A caution about the introduction to the trial, as you can see from the conflicts of interest statement, there was heavy involvement of Novartis in the trial. Novartis markets both bevacizumab (Avastin) and ranibizumab (Lucentis), which are derived from the same antibody. Novartis, however, want everyone to use ranibizumab for eye injection because they charge many times as much for it, they prepare it in the small doses needed for eye injections, and, according to them, it is less likely to cause systemic effects. The molecules are very different in size, with ranibizumab being a much smaller molecule which is probably cleared from the circulation much faster, which might possibly make it safer. Comparative trials in adults, however, haven’t shown much difference in either efficacy or complications. Bevacizumab is in fact “non-inferior” to ranibizumab in adult wet macular degeneration efficacy. (Moreno TA, Kim SJ. Ranibizumab (Lucentis) versus Bevacizumab (Avastin) for the Treatment of Age-Related Macular Degeneration: An Economic Disparity of Eye Health. Semin Ophthalmol. 2016;31(4):378-84).

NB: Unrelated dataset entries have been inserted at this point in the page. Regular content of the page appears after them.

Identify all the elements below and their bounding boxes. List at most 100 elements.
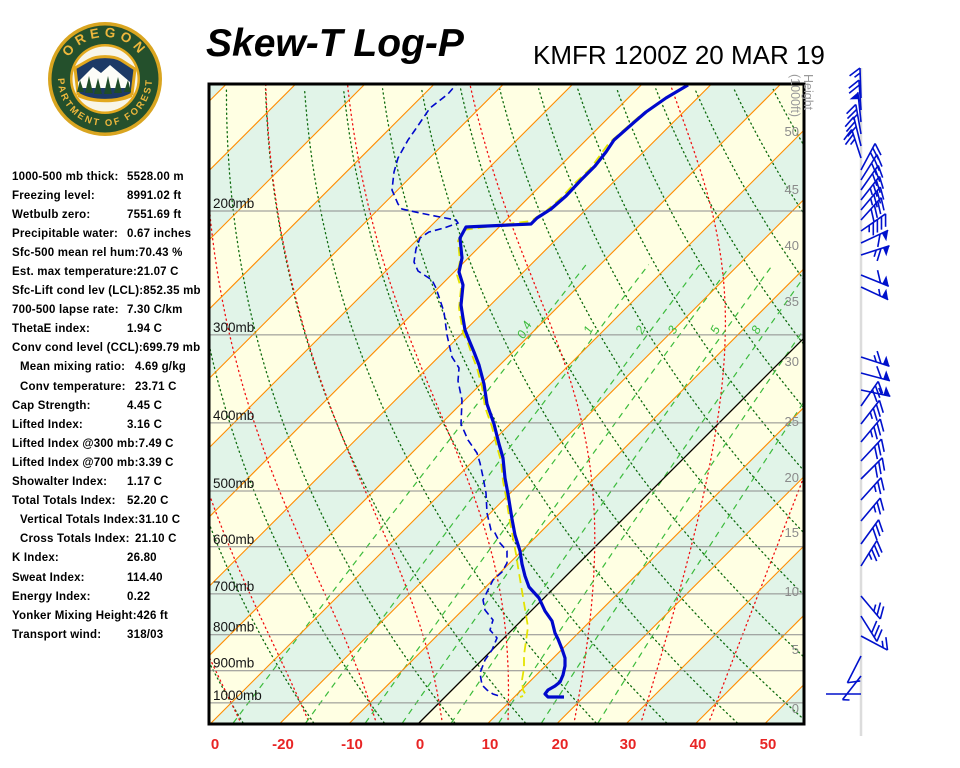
index-row-14: Lifted Index @300 mb: 7.49 C bbox=[12, 434, 227, 453]
wind-barb bbox=[860, 274, 890, 287]
freezing-isotherm bbox=[418, 338, 803, 723]
index-row-17: Total Totals Index: 52.20 C bbox=[12, 492, 227, 511]
logo-trees-icon bbox=[77, 76, 131, 94]
index-row-16: Showalter Index: 1.17 C bbox=[12, 473, 227, 492]
index-label: 1000-500 mb thick: bbox=[12, 170, 119, 183]
index-row-13: Lifted Index: 3.16 C bbox=[12, 415, 227, 434]
odf-logo: OREGON DEPARTMENT OF FORESTRY bbox=[39, 10, 166, 145]
temp-axis-label: 10 bbox=[482, 736, 499, 753]
wind-barb bbox=[860, 497, 881, 522]
index-label: Showalter Index: bbox=[12, 476, 108, 489]
temperature-profile bbox=[457, 85, 689, 699]
wind-barb bbox=[846, 655, 862, 684]
index-value: 7.30 C/km bbox=[127, 304, 183, 317]
index-value: 31.10 C bbox=[138, 514, 181, 527]
wind-barb bbox=[860, 438, 883, 462]
index-row-3: Precipitable water: 0.67 inches bbox=[12, 224, 227, 243]
index-value: 70.43 % bbox=[138, 246, 183, 259]
index-value: 1.17 C bbox=[127, 476, 163, 489]
temp-axis-label: 0 bbox=[211, 736, 219, 753]
pressure-label: 500mb bbox=[213, 476, 254, 491]
index-label: Conv temperature: bbox=[20, 380, 126, 393]
index-value: 3.39 C bbox=[138, 456, 174, 469]
index-label: Conv cond level (CCL): bbox=[12, 342, 143, 355]
temp-axis-label: 30 bbox=[620, 736, 637, 753]
index-value: 4.69 g/kg bbox=[135, 361, 187, 374]
index-value: 5528.00 m bbox=[127, 170, 184, 183]
index-value: 1.94 C bbox=[127, 323, 163, 336]
height-label: 50 bbox=[785, 124, 799, 139]
index-row-20: K Index: 26.80 bbox=[12, 549, 227, 568]
index-row-12: Cap Strength: 4.45 C bbox=[12, 396, 227, 415]
index-label: Sweat Index: bbox=[12, 571, 85, 584]
wind-barb bbox=[860, 143, 876, 171]
index-value: 4.45 C bbox=[127, 399, 163, 412]
odf-logo-svg: OREGON DEPARTMENT OF FORESTRY bbox=[39, 10, 162, 136]
height-label: 25 bbox=[785, 414, 799, 429]
height-label: 10 bbox=[785, 584, 799, 599]
index-label: Cap Strength: bbox=[12, 399, 91, 412]
temp-axis-label: 20 bbox=[552, 736, 569, 753]
index-label: Yonker Mixing Height: bbox=[12, 609, 137, 622]
index-label: K Index: bbox=[12, 552, 59, 565]
height-axis-title: Height(1000ft) bbox=[788, 74, 815, 117]
temp-axis-label: 50 bbox=[760, 736, 777, 753]
sounding-indices-panel: 1000-500 mb thick: 5528.00 m Freezing leve… bbox=[12, 167, 227, 644]
index-row-4: Sfc-500 mean rel hum: 70.43 % bbox=[12, 243, 227, 262]
mixing-ratio-lines bbox=[232, 264, 803, 723]
height-label: 5 bbox=[792, 642, 799, 657]
pressure-label: 400mb bbox=[213, 408, 254, 423]
plot-area: 0.4 1 2 3 5 8 bbox=[210, 85, 803, 723]
index-label: Sfc-500 mean rel hum: bbox=[12, 246, 139, 259]
index-value: 852.35 mb bbox=[143, 285, 201, 298]
moist-adiabats bbox=[210, 85, 803, 723]
index-row-18: Vertical Totals Index: 31.10 C bbox=[12, 511, 227, 530]
isotherm-bands bbox=[210, 85, 803, 723]
index-value: 23.71 C bbox=[135, 380, 177, 393]
index-label: Lifted Index: bbox=[12, 418, 83, 431]
wind-barb bbox=[860, 457, 883, 480]
index-value: 52.20 C bbox=[127, 495, 169, 508]
station-time-label: KMFR 1200Z 20 MAR 19 bbox=[533, 40, 825, 70]
pressure-gridlines bbox=[210, 210, 803, 704]
index-label: Vertical Totals Index: bbox=[20, 514, 139, 527]
pressure-label: 300mb bbox=[213, 320, 254, 335]
index-label: Mean mixing ratio: bbox=[20, 361, 126, 374]
chart-frame bbox=[207, 82, 806, 726]
index-row-0: 1000-500 mb thick: 5528.00 m bbox=[12, 167, 227, 186]
pressure-labels: 200mb 300mb 400mb 500mb 600mb 700mb 800mb 900mb… bbox=[213, 196, 262, 703]
height-label: 45 bbox=[785, 182, 799, 197]
index-row-15: Lifted Index @700 mb: 3.39 C bbox=[12, 453, 227, 472]
wind-barb bbox=[860, 519, 880, 545]
wind-barb bbox=[860, 477, 882, 501]
index-value: 0.67 inches bbox=[127, 227, 192, 240]
temp-axis-label: -20 bbox=[272, 736, 294, 753]
index-row-5: Est. max temperature: 21.07 C bbox=[12, 262, 227, 281]
index-value: 21.10 C bbox=[135, 533, 177, 546]
index-label: Lifted Index @700 mb: bbox=[12, 456, 139, 469]
height-label: 20 bbox=[785, 470, 799, 485]
dewpoint-profile bbox=[391, 85, 508, 698]
index-label: Freezing level: bbox=[12, 189, 95, 202]
logo-base bbox=[78, 94, 132, 103]
index-value: 114.40 bbox=[127, 571, 163, 584]
index-label: Transport wind: bbox=[12, 628, 102, 641]
index-row-24: Transport wind: 318/03 bbox=[12, 625, 227, 644]
index-row-10: Mean mixing ratio: 4.69 g/kg bbox=[12, 358, 227, 377]
index-value: 699.79 mb bbox=[142, 342, 201, 355]
wind-barb bbox=[860, 595, 881, 620]
height-label: 40 bbox=[785, 238, 799, 253]
index-row-1: Freezing level: 8991.02 ft bbox=[12, 186, 227, 205]
height-label: 0 bbox=[792, 701, 799, 716]
index-value: 426 ft bbox=[136, 609, 168, 622]
index-value: 3.16 C bbox=[127, 418, 163, 431]
index-row-19: Cross Totals Index: 21.10 C bbox=[12, 530, 227, 549]
pressure-label: 800mb bbox=[213, 620, 254, 635]
index-value: 7.49 C bbox=[138, 437, 174, 450]
wind-barb bbox=[850, 129, 862, 159]
index-row-21: Sweat Index: 114.40 bbox=[12, 568, 227, 587]
temp-axis-label: -10 bbox=[341, 736, 363, 753]
pressure-label: 600mb bbox=[213, 532, 254, 547]
page-title: Skew-T Log-P bbox=[206, 22, 464, 65]
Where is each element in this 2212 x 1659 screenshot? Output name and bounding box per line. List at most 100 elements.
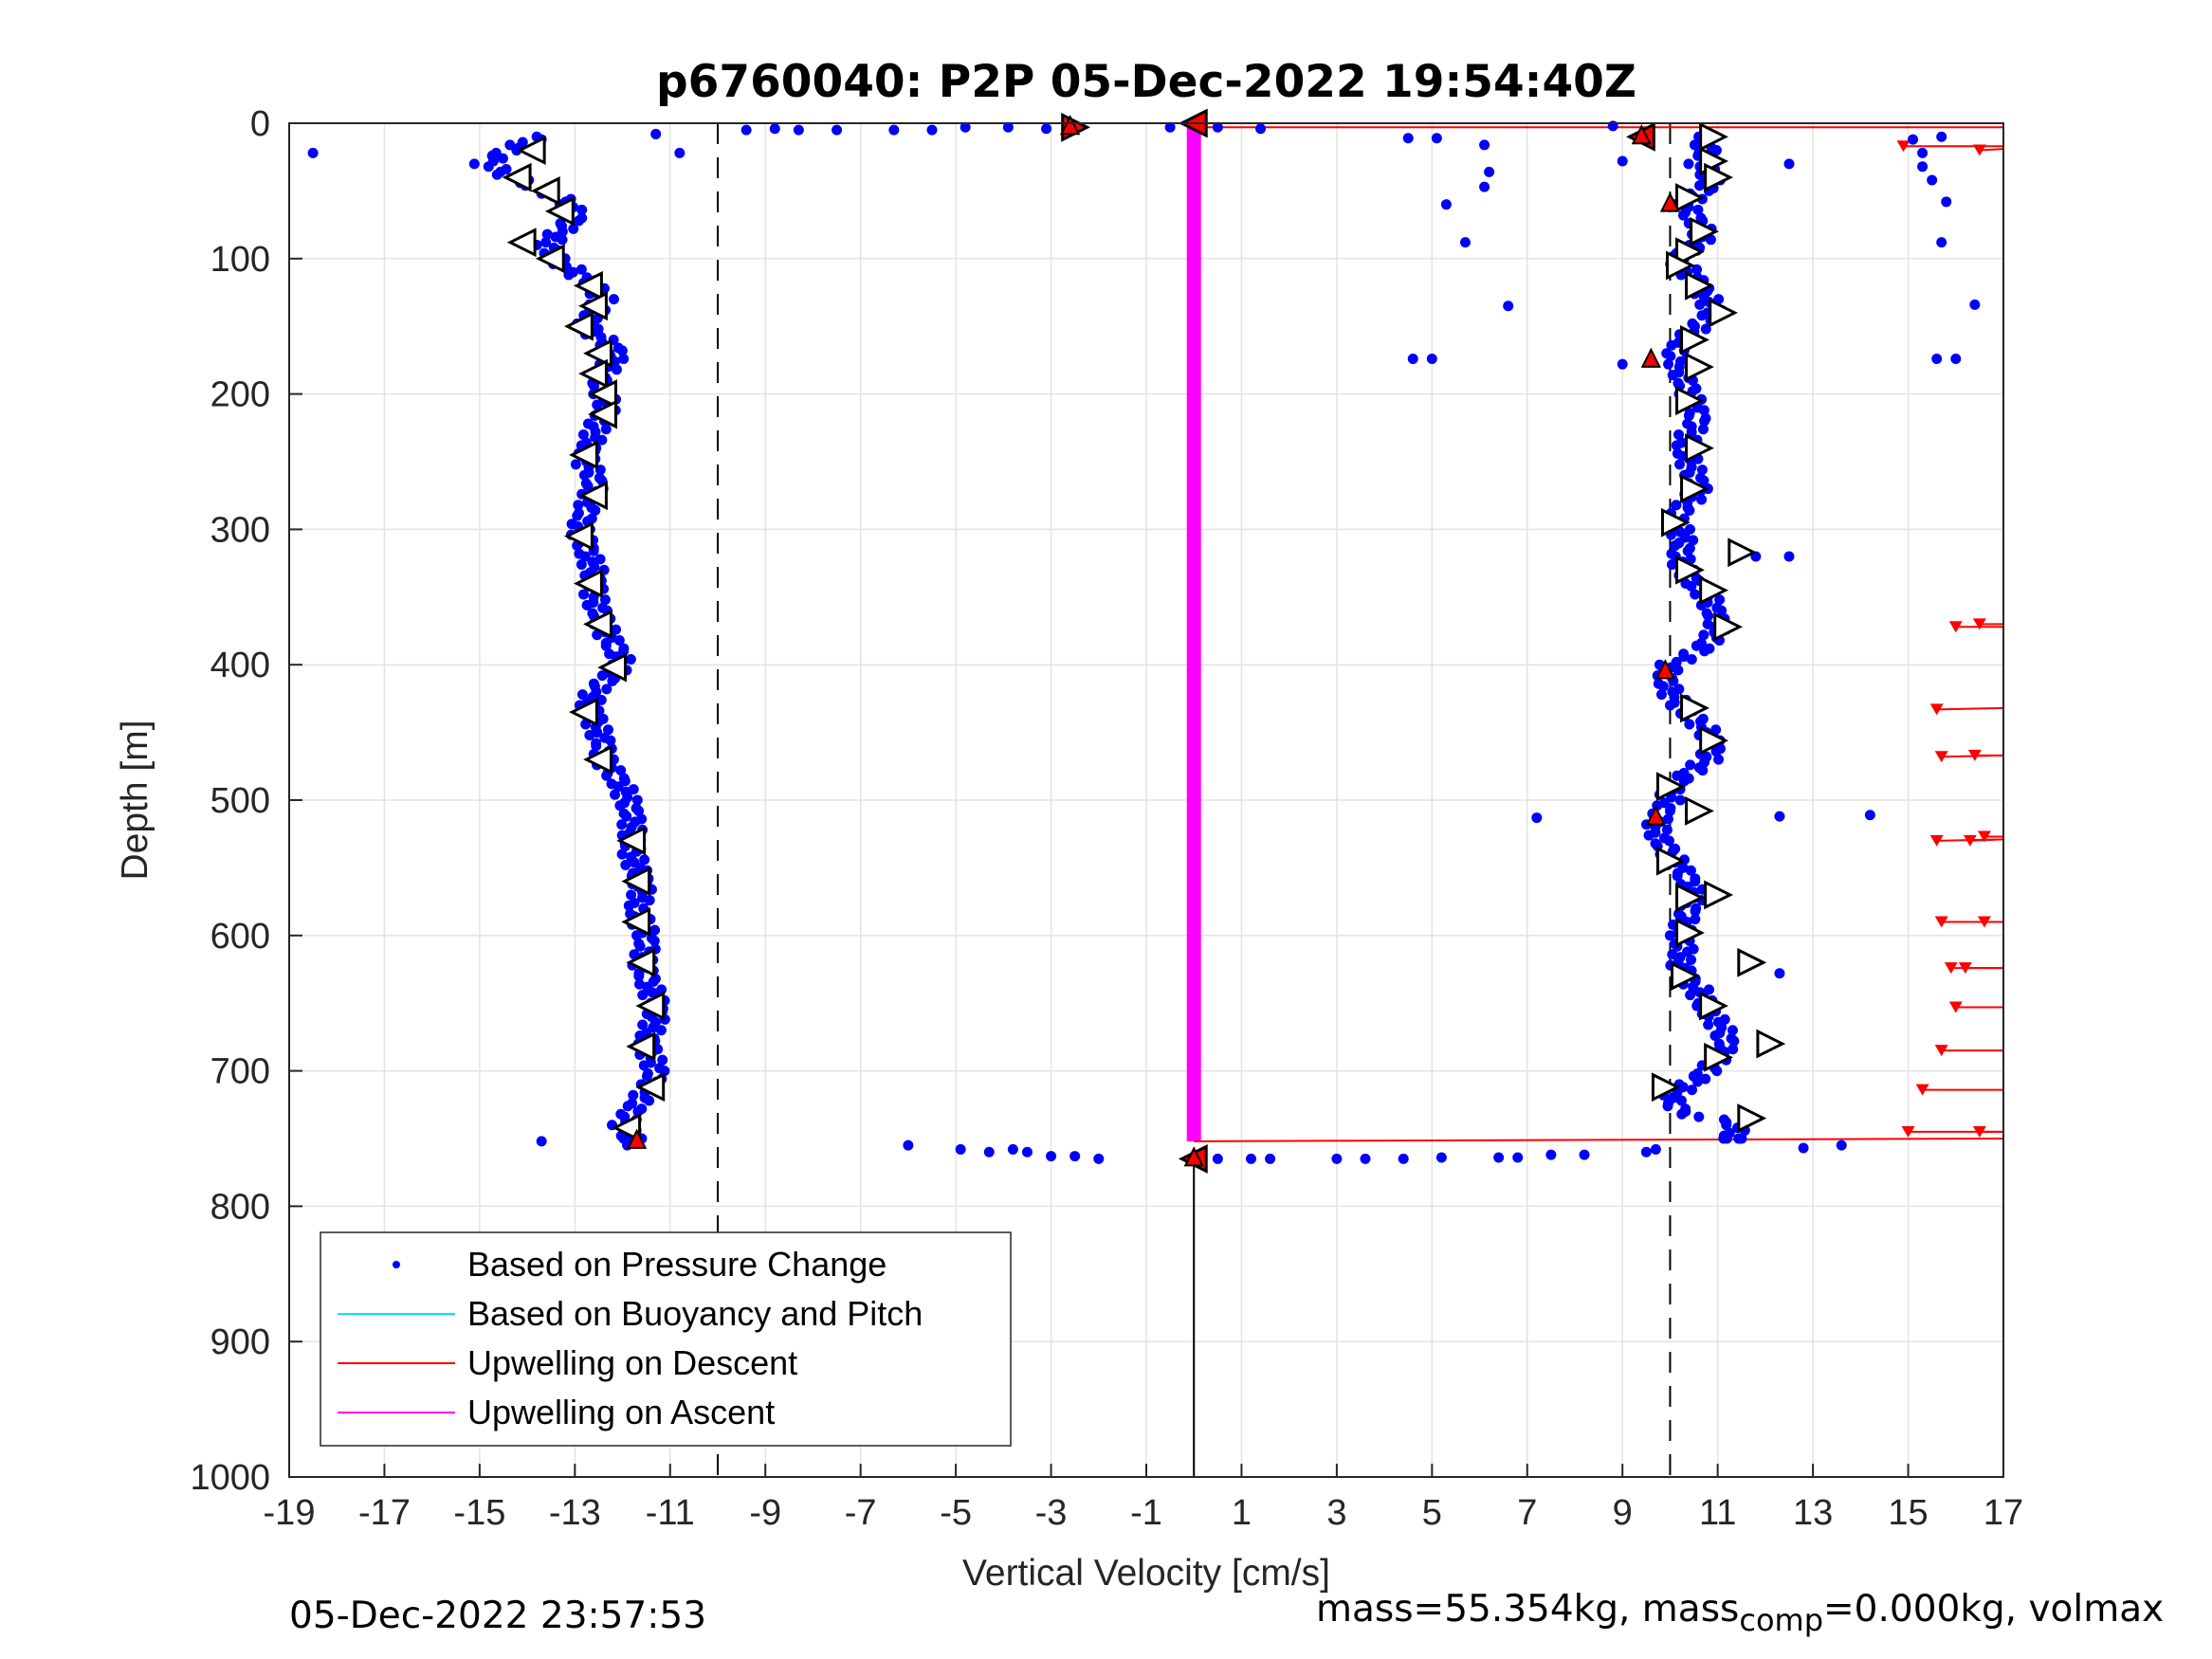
pressure-change-point (491, 169, 503, 180)
pitch-marker-ascent (1699, 121, 1728, 152)
upwelling-descent-tick (1972, 144, 1986, 156)
pitch-marker-descent (564, 311, 594, 341)
pitch-marker-ascent (1713, 611, 1744, 642)
upwelling-descent-marker (1183, 1146, 1204, 1167)
pitch-marker-ascent (1704, 880, 1734, 910)
pressure-change-point (592, 629, 603, 641)
x-tick-label: -17 (358, 1493, 411, 1533)
pitch-marker-descent (578, 358, 608, 389)
x-tick-label: -13 (549, 1493, 601, 1533)
pressure-change-point (1212, 121, 1223, 133)
x-tick-label: -19 (264, 1493, 316, 1533)
pressure-change-point (1674, 794, 1686, 806)
chart-title: p6760040: P2P 05-Dec-2022 19:54:40Z (656, 56, 1636, 108)
pressure-change-point (674, 147, 686, 158)
pressure-change-point (1684, 504, 1695, 516)
pressure-change-point (1936, 131, 1947, 142)
pressure-change-point (1703, 611, 1714, 622)
pressure-change-point (1908, 134, 1919, 145)
pressure-change-point (600, 424, 612, 435)
pitch-marker-ascent (1737, 1103, 1767, 1134)
pressure-change-point (832, 124, 843, 136)
pressure-change-point (577, 428, 589, 440)
pressure-change-point (1698, 629, 1709, 641)
pitch-marker-descent (597, 652, 628, 683)
pressure-change-point (1699, 646, 1710, 657)
pressure-change-point (1694, 180, 1706, 191)
upwelling-descent-tick (1929, 703, 1944, 716)
pressure-change-point (591, 740, 602, 752)
pressure-change-point (1693, 1111, 1705, 1122)
y-tick-label: 0 (250, 104, 270, 144)
pressure-change-point (1398, 1153, 1409, 1164)
pressure-change-point (1684, 523, 1695, 535)
x-tick-label: 3 (1326, 1493, 1346, 1533)
x-tick-label: 13 (1793, 1493, 1833, 1533)
x-tick-label: 7 (1517, 1493, 1537, 1533)
pitch-marker-ascent (1651, 1072, 1681, 1103)
pressure-change-point (1046, 1151, 1057, 1162)
y-tick-label: 500 (210, 781, 270, 821)
pressure-change-point (620, 860, 631, 871)
x-tick-label: 9 (1613, 1493, 1633, 1533)
pressure-change-point (557, 234, 568, 246)
pitch-marker-ascent (1685, 270, 1714, 301)
pressure-change-point (1697, 424, 1709, 435)
pressure-change-point (659, 1066, 670, 1077)
pressure-change-point (1643, 830, 1654, 841)
y-tick-label: 200 (210, 375, 270, 415)
pitch-marker-ascent (1675, 918, 1705, 948)
pressure-change-point (1407, 353, 1418, 364)
pressure-change-point (1774, 811, 1785, 822)
pressure-change-point (1727, 1025, 1738, 1036)
pressure-change-point (641, 1070, 652, 1082)
pressure-change-point (633, 971, 645, 982)
upwelling-descent-line (1194, 1138, 2004, 1142)
pressure-change-point (1664, 700, 1675, 711)
pressure-change-point (1705, 234, 1716, 246)
pressure-change-point (1736, 1133, 1747, 1144)
pitch-marker-ascent (1699, 991, 1728, 1021)
footer-mass-text: mass=55.354kg, mass (1316, 1588, 1739, 1631)
pressure-change-point (1711, 1066, 1723, 1077)
pressure-change-point (1783, 158, 1795, 170)
pressure-change-point (576, 689, 588, 701)
pressure-change-point (1673, 428, 1685, 440)
pressure-change-point (1697, 765, 1709, 776)
pitch-marker-descent (588, 399, 617, 429)
pitch-marker-ascent (1685, 352, 1714, 382)
pitch-marker-ascent (1675, 883, 1705, 913)
pitch-marker-ascent (1665, 250, 1695, 281)
pressure-change-point (601, 770, 612, 781)
pitch-marker-descent (530, 175, 560, 206)
pressure-change-point (1674, 459, 1686, 470)
pressure-change-point (649, 936, 660, 947)
pressure-change-point (579, 551, 591, 562)
pressure-change-point (605, 735, 616, 746)
upwelling-descent-marker (627, 1128, 648, 1149)
upwelling-descent-tick (1929, 834, 1944, 847)
pressure-change-point (1683, 410, 1694, 421)
pitch-marker-ascent (1660, 507, 1691, 538)
legend-marker (393, 1261, 400, 1268)
pressure-change-point (626, 889, 637, 901)
pressure-change-point (1931, 353, 1943, 364)
pitch-marker-descent (583, 609, 612, 639)
pressure-change-point (1164, 121, 1176, 133)
pressure-change-point (1007, 1143, 1018, 1155)
pitch-marker-descent (635, 991, 666, 1021)
legend-label: Based on Buoyancy and Pitch (467, 1294, 923, 1333)
pressure-change-point (1686, 955, 1697, 966)
pitch-marker-descent (626, 947, 656, 977)
pressure-change-point (600, 640, 612, 651)
y-tick-label: 800 (210, 1187, 270, 1227)
pressure-change-point (1703, 1019, 1714, 1030)
x-tick-label: -3 (1035, 1493, 1068, 1533)
pressure-change-point (1716, 605, 1728, 616)
pressure-change-point (1691, 264, 1703, 275)
pitch-marker-descent (616, 826, 647, 856)
pitch-marker-descent (621, 866, 651, 897)
pitch-marker-ascent (1675, 237, 1705, 267)
pressure-change-point (1836, 1139, 1847, 1151)
pressure-change-point (576, 204, 588, 215)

All that being said, the first author is Neil Marlow, and I am sure he wouldn’t have written this unless he was sure about the data. These long term outcomes show equivalent development in almost all domains, but ranibizumab led to much less high myopia, and less ocular structural abnormalities than laser. There is very little follow up of the bevacizumab, trials, the BEAT-ROP trial only reported follow up from 16 infants from one centre, and therefore no power to show anything. Kennedy KA, et al. Medical and developmental outcomes of bevacizumab versus laser for retinopathy of prematurity. J AAPOS. 2018;22(1):61-5 e1. Even though cognitive scores were 20 points higher among those who received bevacizumab rather than laser there was such a wide range, and small numbers, that this might well have been a chance difference.

The long term, therefore, must be classified as uncertain, with some concerns from observational studies, and some reassurance from the little data available from RCTs. Which is a very unsatisfactory state of affairs when trying to counsel parents.